A Holiday Recipe: Zabaglione (Italian Eggnog)

By Ann Minard

Good to the last drop!

As a child growing up in a first generation Italian American home the sound of a whisk beating rapidly against a metal bowl could mean only one thing─ zabaglione! I remember my Dad would never let us know ahead of time that he was making zabaglione, but rather he loved to surprise us with that melodious sound of……. clank clink clank ringing from the kitchen.  And then, we would come running from all corners of the house to watch the magic ─ that little blob of egg yolk, sugar, and liquid sitting at the bottom of the bowl would all of the sudden become a light fluffy mound of pure bliss!

We had this sweet Italian drink every Christmas and New Years Eve and for me nothing else tastes of the holidays more than zabaglione. Every New Year’s Eve, my Dad would start the magic as it neared midnight while most households were counting down the Times Square ball, we were counting down the clinks of the zabaglione.

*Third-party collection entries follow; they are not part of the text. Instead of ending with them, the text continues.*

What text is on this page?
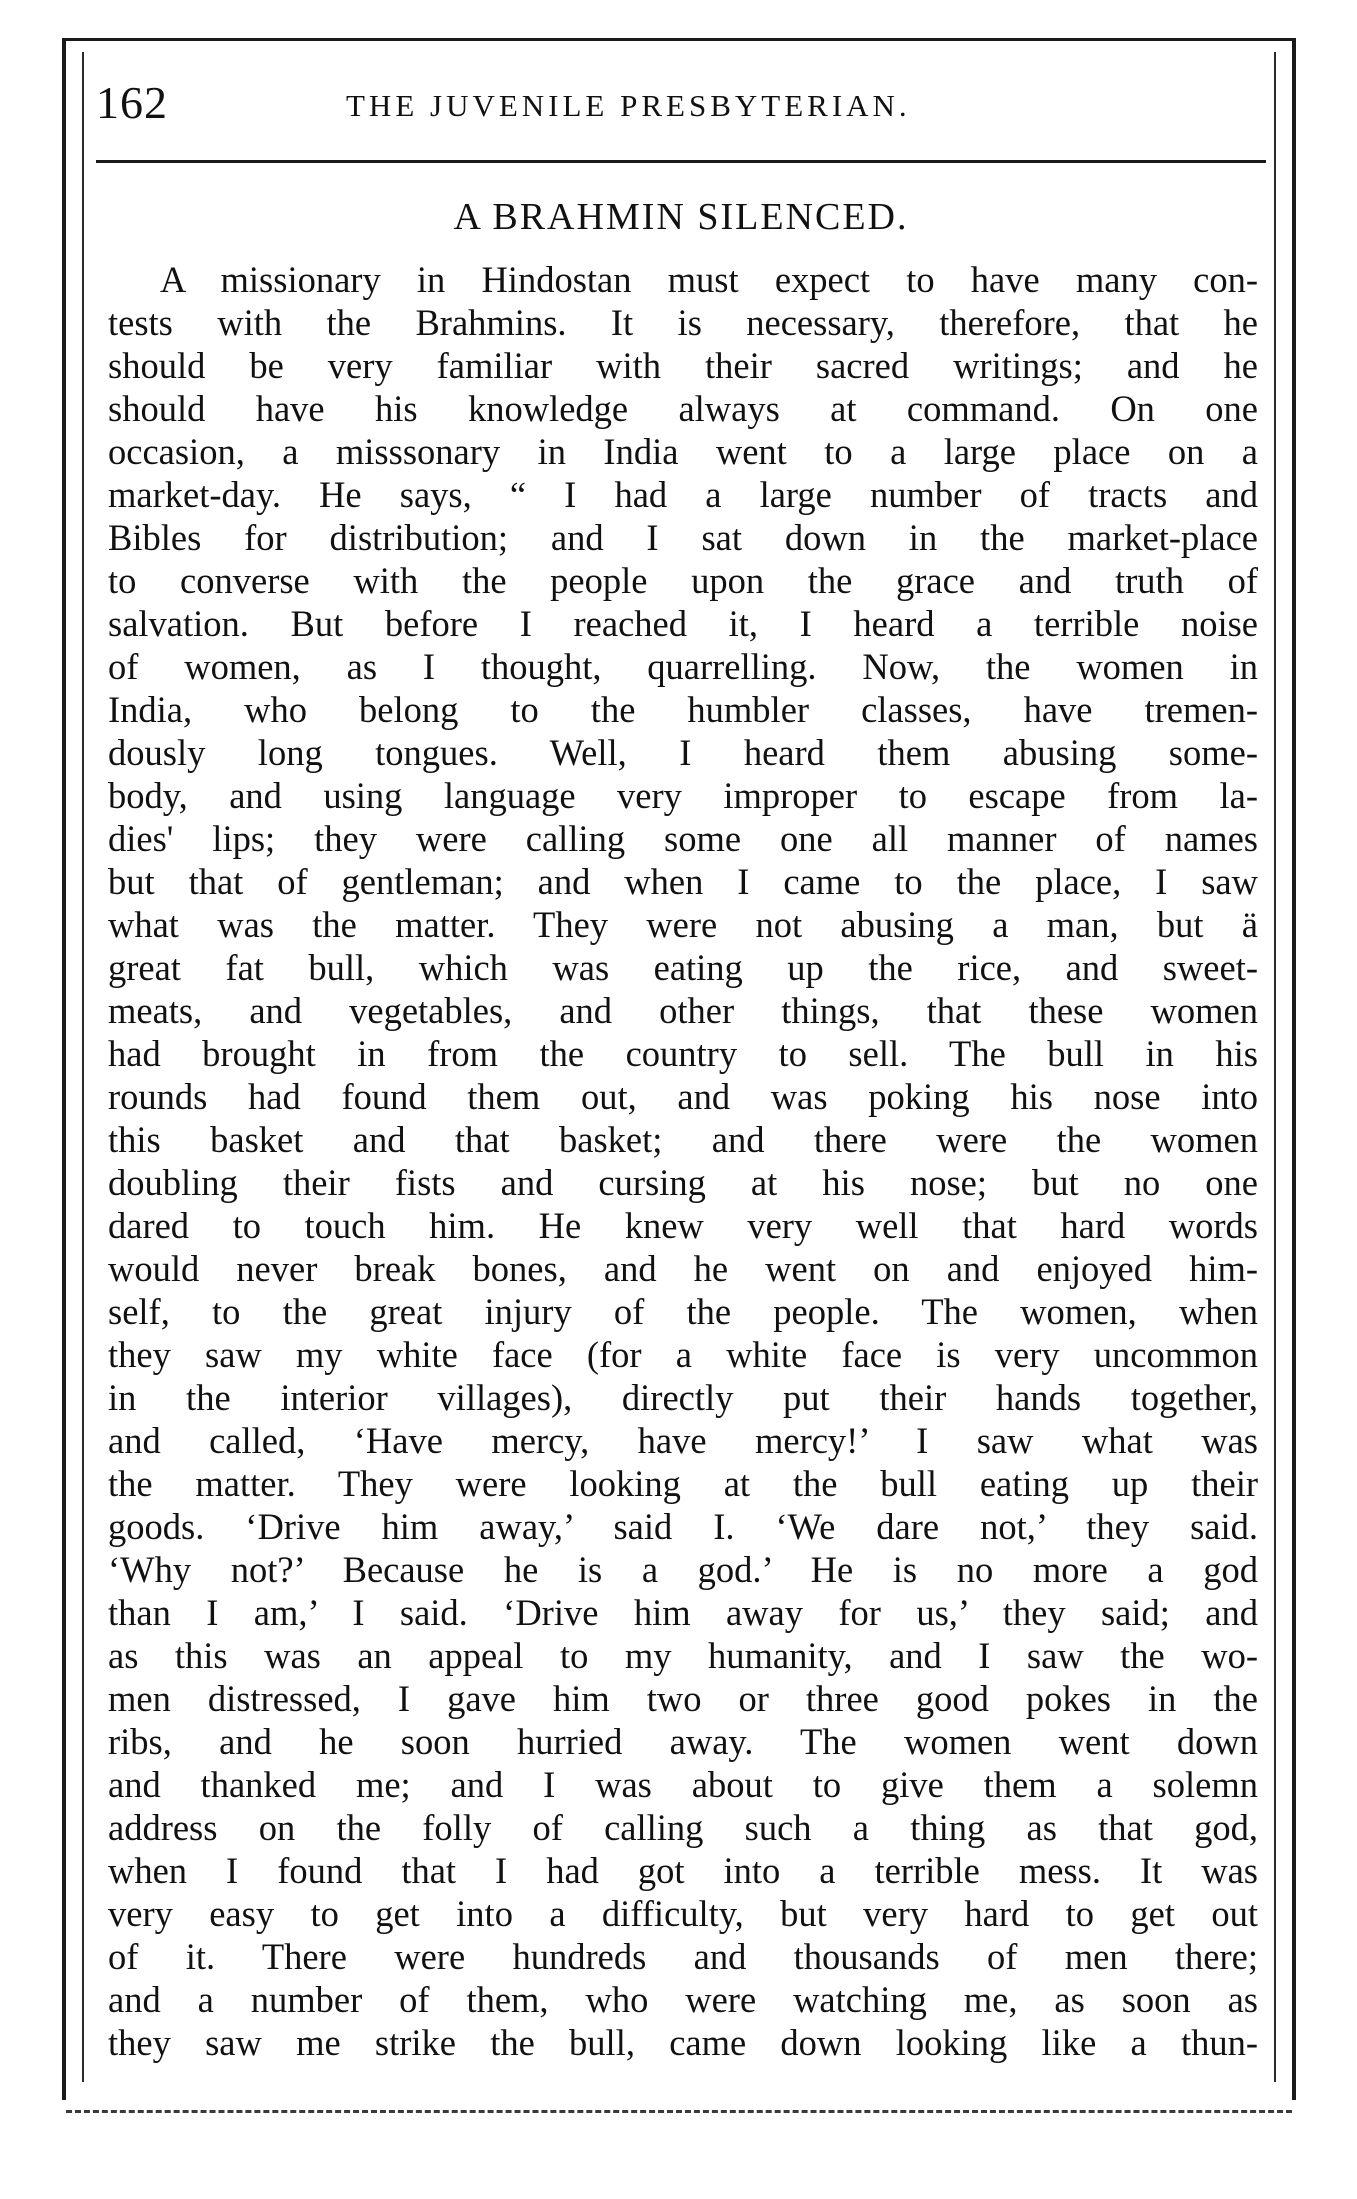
162	THE JUVENILE PRESBYTERIAN.
A BRAHMIN SILENCED.
A missionary in Hindostan must expect to have many con-
tests with the Brahmins. It is necessary, therefore, that he
should be very familiar with their sacred writings; and he
should have his knowledge always at command. On one
occasion, a misssonary in India went to a large place on a
market-day. He says, “ I had a large number of tracts and
Bibles for distribution; and I sat down in the market-place
to converse with the people upon the grace and truth of
salvation. But before I reached it, I heard a terrible noise
of women, as I thought, quarrelling. Now, the women in
India, who belong to the humbler classes, have tremen-
dously long tongues. Well, I heard them abusing some-
body, and using language very improper to escape from la-
dies' lips; they were calling some one all manner of names
but that of gentleman; and when I came to the place, I saw
what was the matter. They were not abusing a man, but ä
great fat bull, which was eating up the rice, and sweet-
meats, and vegetables, and other things, that these women
had brought in from the country to sell. The bull in his
rounds had found them out, and was poking his nose into
this basket and that basket; and there were the women
doubling their fists and cursing at his nose; but no one
dared to touch him. He knew very well that hard words
would never break bones, and he went on and enjoyed him-
self, to the great injury of the people. The women, when
they saw my white face (for a white face is very uncommon
in the interior villages), directly put their hands together,
and called, ‘Have mercy, have mercy!’ I saw what was
the matter. They were looking at the bull eating up their
goods. ‘Drive him away,’ said I. ‘We dare not,’ they said.
‘Why not?’ Because he is a god.’ He is no more a god
than I am,’ I said. ‘Drive him away for us,’ they said; and
as this was an appeal to my humanity, and I saw the wo-
men distressed, I gave him two or three good pokes in the
ribs, and he soon hurried away. The women went down
and thanked me; and I was about to give them a solemn
address on the folly of calling such a thing as that god,
when I found that I had got into a terrible mess. It was
very easy to get into a difficulty, but very hard to get out
of it. There were hundreds and thousands of men there;
and a number of them, who were watching me, as soon as
they saw me strike the bull, came down looking like a thun-
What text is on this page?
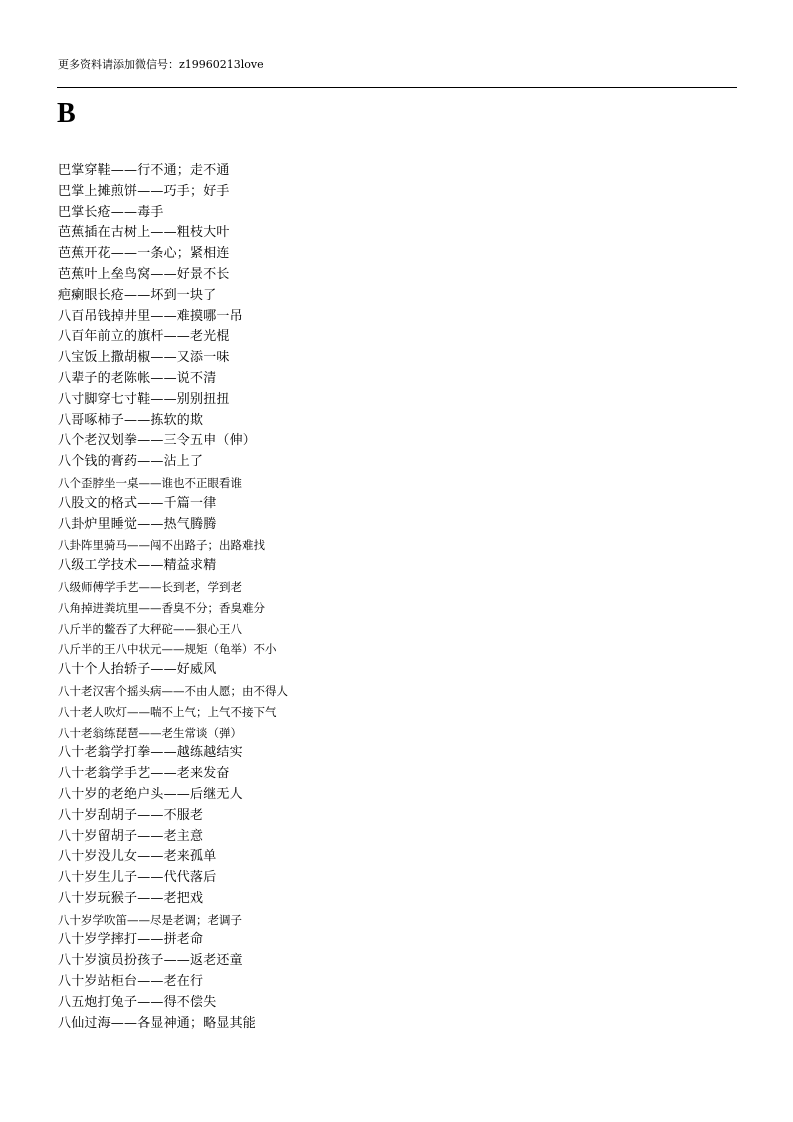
更多资料请添加微信号：z19960213love
B
巴掌穿鞋——行不通；走不通
巴掌上摊煎饼——巧手；好手
巴掌长疮——毒手
芭蕉插在古树上——粗枝大叶
芭蕉开花——一条心；紧相连
芭蕉叶上垒鸟窝——好景不长
疤瘌眼长疮——坏到一块了
八百吊钱掉井里——难摸哪一吊
八百年前立的旗杆——老光棍
八宝饭上撒胡椒——又添一味
八辈子的老陈帐——说不清
八寸脚穿七寸鞋——别别扭扭
八哥啄柿子——拣软的欺
八个老汉划拳——三令五申（伸）
八个钱的膏药——沾上了
八个歪脖坐一桌——谁也不正眼看谁
八股文的格式——千篇一律
八卦炉里睡觉——热气腾腾
八卦阵里骑马——闯不出路子；出路难找
八级工学技术——精益求精
八级师傅学手艺——长到老，学到老
八角掉进粪坑里——香臭不分；香臭难分
八斤半的鳖吞了大秤砣——狠心王八
八斤半的王八中状元——规矩（龟举）不小
八十个人抬轿子——好威风
八十老汉害个摇头病——不由人愿；由不得人
八十老人吹灯——喘不上气；上气不接下气
八十老翁练琵琶——老生常谈（弹）
八十老翁学打拳——越练越结实
八十老翁学手艺——老来发奋
八十岁的老绝户头——后继无人
八十岁刮胡子——不服老
八十岁留胡子——老主意
八十岁没儿女——老来孤单
八十岁生儿子——代代落后
八十岁玩猴子——老把戏
八十岁学吹笛——尽是老调；老调子
八十岁学摔打——拼老命
八十岁演员扮孩子——返老还童
八十岁站柜台——老在行
八五炮打兔子——得不偿失
八仙过海——各显神通；略显其能
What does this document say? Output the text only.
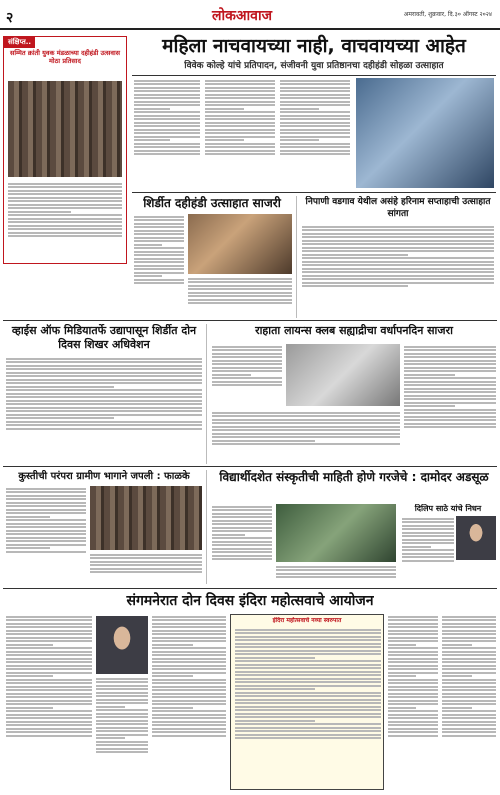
२	लोकआवाज	अमरावती, शुक्रवार, दि.३० ऑगस्ट २०२४
संक्षिप्त..
सम्मित क्रांती युवक मंडळाच्या दहीहंडी उत्सवास मोठा प्रतिसाद
महिला नाचवायच्या नाही, वाचवायच्या आहेत
विवेक कोल्हे यांचे प्रतिपादन, संजीवनी युवा प्रतिष्ठानचा दहीहंडी सोहळा उत्साहात
शिर्डीत दहीहंडी उत्साहात साजरी	निपाणी वडगाव येथील असंहे हरिनाम सप्ताहाची उत्साहात सांगता
व्हाईस ऑफ मिडियातर्फे उद्यापासून शिर्डीत दोन दिवस शिखर अधिवेशन
राहाता लायन्स क्लब सह्याद्रीचा वर्धापनदिन साजरा
कुस्तीची परंपरा ग्रामीण भागाने जपली : फाळके	विद्यार्थीदशेत संस्कृतीची माहिती होणे गरजेचे : दामोदर अडसूळ
दिलिप साठे यांचे निधन
संगमनेरात दोन दिवस इंदिरा महोत्सवाचे आयोजन
इंदिरा महोत्सवाचे नव्या स्वरुपात
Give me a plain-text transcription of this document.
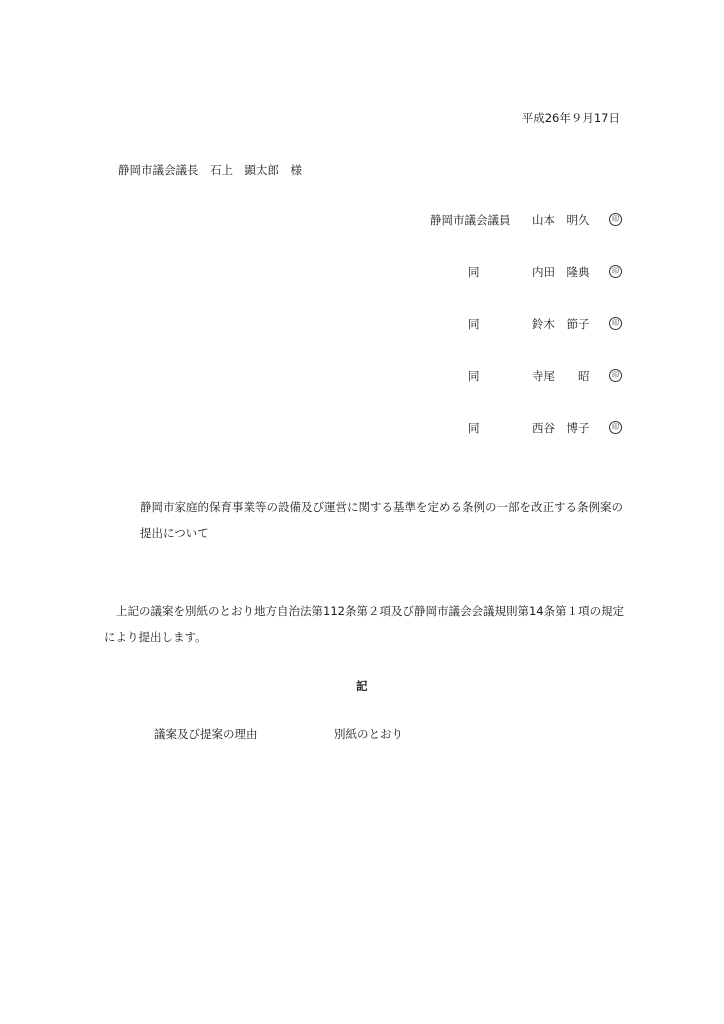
平成26年９月17日
静岡市議会議長　石上　顕太郎　様
静岡市議会議員 山本　明久	印
同	内田　隆典	印
同	鈴木　節子	印
同	寺尾　　昭	印
同	西谷　博子	印
静岡市家庭的保育事業等の設備及び運営に関する基準を定める条例の一部を改正する条例案の提出について
上記の議案を別紙のとおり地方自治法第112条第２項及び静岡市議会会議規則第14条第１項の規定により提出します。
記
議案及び提案の理由	別紙のとおり
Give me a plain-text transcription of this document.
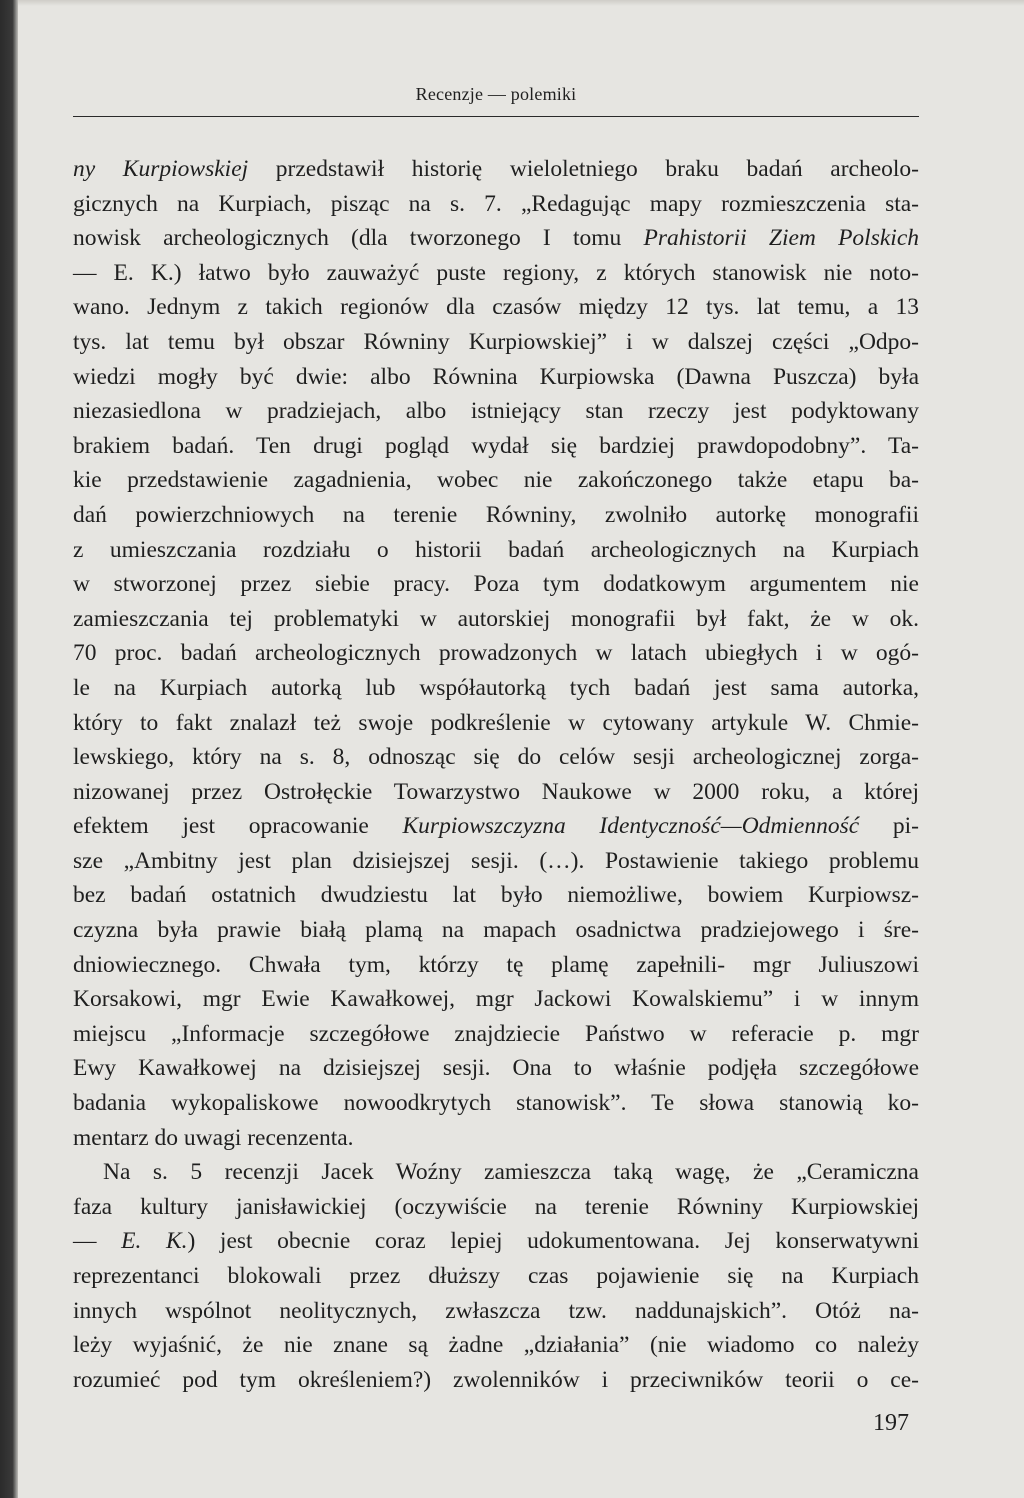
Recenzje — polemiki

ny Kurpiowskiej przedstawił historię wieloletniego braku badań archeolo-
gicznych na Kurpiach, pisząc na s. 7. „Redagując mapy rozmieszczenia sta-
nowisk archeologicznych (dla tworzonego I tomu Prahistorii Ziem Polskich
— E. K.) łatwo było zauważyć puste regiony, z których stanowisk nie noto-
wano. Jednym z takich regionów dla czasów między 12 tys. lat temu, a 13
tys. lat temu był obszar Równiny Kurpiowskiej” i w dalszej części „Odpo-
wiedzi mogły być dwie: albo Równina Kurpiowska (Dawna Puszcza) była
niezasiedlona w pradziejach, albo istniejący stan rzeczy jest podyktowany
brakiem badań. Ten drugi pogląd wydał się bardziej prawdopodobny”. Ta-
kie przedstawienie zagadnienia, wobec nie zakończonego także etapu ba-
dań powierzchniowych na terenie Równiny, zwolniło autorkę monografii
z umieszczania rozdziału o historii badań archeologicznych na Kurpiach
w stworzonej przez siebie pracy. Poza tym dodatkowym argumentem nie
zamieszczania tej problematyki w autorskiej monografii był fakt, że w ok.
70 proc. badań archeologicznych prowadzonych w latach ubiegłych i w ogó-
le na Kurpiach autorką lub współautorką tych badań jest sama autorka,
który to fakt znalazł też swoje podkreślenie w cytowany artykule W. Chmie-
lewskiego, który na s. 8, odnosząc się do celów sesji archeologicznej zorga-
nizowanej przez Ostrołęckie Towarzystwo Naukowe w 2000 roku, a której
efektem jest opracowanie Kurpiowszczyzna Identyczność—Odmienność pi-
sze „Ambitny jest plan dzisiejszej sesji. (…). Postawienie takiego problemu
bez badań ostatnich dwudziestu lat było niemożliwe, bowiem Kurpiowsz-
czyzna była prawie białą plamą na mapach osadnictwa pradziejowego i śre-
dniowiecznego. Chwała tym, którzy tę plamę zapełnili- mgr Juliuszowi
Korsakowi, mgr Ewie Kawałkowej, mgr Jackowi Kowalskiemu” i w innym
miejscu „Informacje szczegółowe znajdziecie Państwo w referacie p. mgr
Ewy Kawałkowej na dzisiejszej sesji. Ona to właśnie podjęła szczegółowe
badania wykopaliskowe nowoodkrytych stanowisk”. Te słowa stanowią ko-
mentarz do uwagi recenzenta.

Na s. 5 recenzji Jacek Woźny zamieszcza taką wagę, że „Ceramiczna
faza kultury janisławickiej (oczywiście na terenie Równiny Kurpiowskiej
— E. K.) jest obecnie coraz lepiej udokumentowana. Jej konserwatywni
reprezentanci blokowali przez dłuższy czas pojawienie się na Kurpiach
innych wspólnot neolitycznych, zwłaszcza tzw. naddunajskich”. Otóż na-
leży wyjaśnić, że nie znane są żadne „działania” (nie wiadomo co należy
rozumieć pod tym określeniem?) zwolenników i przeciwników teorii o ce-

197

You can make and serve this several ways: First, as a drink as I have described ,which is basically an Italian eggnog, or if you keep beating a few minutes longer, it will become even thicker, more like a custard,  and you can serve it drizzled over fruit (figs or strawberries) or over a spongy cake with fruit, which is called Zuppa Inglese.


(For 6-8 people)

24 fresh egg yolks (4 per person)

1 cup sugar

1 1/2 cup cooled espresso ~OR~ 1/2 cup liqueur of your choice: Rum, Sambuca, Amaretto, Kahlua… (Or you can replace the 1 1/2 cups of espresso with Moscato or Champagne)

A few pinches of cinnamon: one for the mixture and then some more to sprinkle on top for serving.


Place the egg yolks and sugar in a mixing bowl and with the whisk attachment of your mixer, or with a hand whisk, beat until very pale, almost white. If you do this by hand (just as my dad did) it will take about 17 minutes.

Meanwhile, dissolve the cinnamon in the espresso or liqueur and set aside.

Once the egg yolks turn pale, slowly add in the espresso or liqueur and continue whisking in until creamy and foamy.

Serve right away in espresso or punch glasses with small espresso spoons in order to get every last drop of sweet goodness!

Note: Now I will give directions using a bain-marie (water bath) which is the method to use if you prefer not to drink raw eggs.

Set up your bain-marie by putting a small sauce pan of water on continuous simmer, not a boil. Make sure the bowl you will be using will fit on top of the saucepan steadily without the bottom touching the water.

In the bowl, using a large whisk, mix the egg yolks with the sugar until almost white.

Dissolve the cinnamon in the liquid you are using and gradually pour it in the egg mixture as you are stirring continuously.

Place the bowl on top of the bain-marie (simmering water) and whisk continuously over the low heat until it is smooth, and frothy. It will start to attach itself to the bottom of the bowl when it’s ready.

Lift the mixture off the bain-marie, and beat a few seconds to cool it down a bit and thicken even more. Pour into small cups to serve.